Specific client unknown

Defense attorney Unger does not see enough evidence that his client is an FSB officer with the rank of Colonel, as claimed by the Federal Prosecutor’s Office. He complained that, despite the lengthy investigation, there was no evidence of a specific order and a client. This does not prove the political motive. He therefore pleaded for manslaughter in the event that the court considers the culprit of the accused to be proven.

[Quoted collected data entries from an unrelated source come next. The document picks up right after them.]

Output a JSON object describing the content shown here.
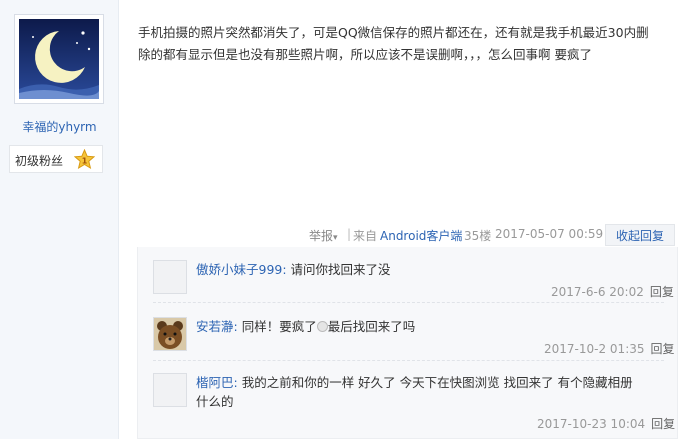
{
  "user": {
    "name": "幸福的yhyrm",
    "level_label": "初级粉丝",
    "level_number": "1"
  },
  "post": {
    "line1": "手机拍摄的照片突然都消失了，可是QQ微信保存的照片都还在，还有就是我手机最近30内删",
    "line2": "除的都有显示但是也没有那些照片啊，所以应该不是误删啊，，，怎么回事啊 要疯了"
  },
  "tail": {
    "report": "举报",
    "separator": "|",
    "from": "来自",
    "client": "Android客户端",
    "floor": "35楼",
    "time": "2017-05-07 00:59",
    "collapse": "收起回复"
  },
  "replies": [
    {
      "name": "傲娇小妹子999:",
      "text": " 请问你找回来了没",
      "time": "2017-6-6 20:02",
      "reply_label": "回复"
    },
    {
      "name": "安若瀞:",
      "text_before": " 同样！要疯了",
      "text_after": "最后找回来了吗",
      "time": "2017-10-2 01:35",
      "reply_label": "回复"
    },
    {
      "name": "楷阿巴:",
      "text": " 我的之前和你的一样 好久了 今天下在快图浏览 找回来了 有个隐藏相册",
      "text_line2": "什么的",
      "time": "2017-10-23 10:04",
      "reply_label": "回复"
    }
  ],
  "colors": {
    "link": "#2d64b3",
    "sidebar_bg": "#f4f7fb",
    "replies_bg": "#f7f8fa"
  }
}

However, according to the conviction of the prosecution, German investigators presented sufficient evidence and circumstantial evidence that independently prove the identity of Krasikov and the bogus identity of Sokolov or support the findings of G.’s investigators. The fact that their findings played such a major role in the first place is due to the lack of cooperation between the Russian authorities, according to lawyer Künne. Russia, as a member of the Council of Europe, is obliged to do so. Because of this lack of cooperation, the German government had already expelled two Russian diplomats.

Historical dimension

If the court follows the indictment, it will be a trial of historic dimensions – this is the assessment of the intelligence service expert Andrei Soldatov: Since the 1950s, there has been no Russian agent in the West for a “wet business” – a paraphrase for a murder – stood before the court. It is also historical that little has changed since then, he said tagesschau.de.

If the court does not see any political motive, the Russian state remains politically responsible. It did not prevent actors from its ranks from being able to plan an act on German soil professionally on a long-term basis – in such a way that, despite extensive investigations, many questions remain unanswered – for example, about complicity.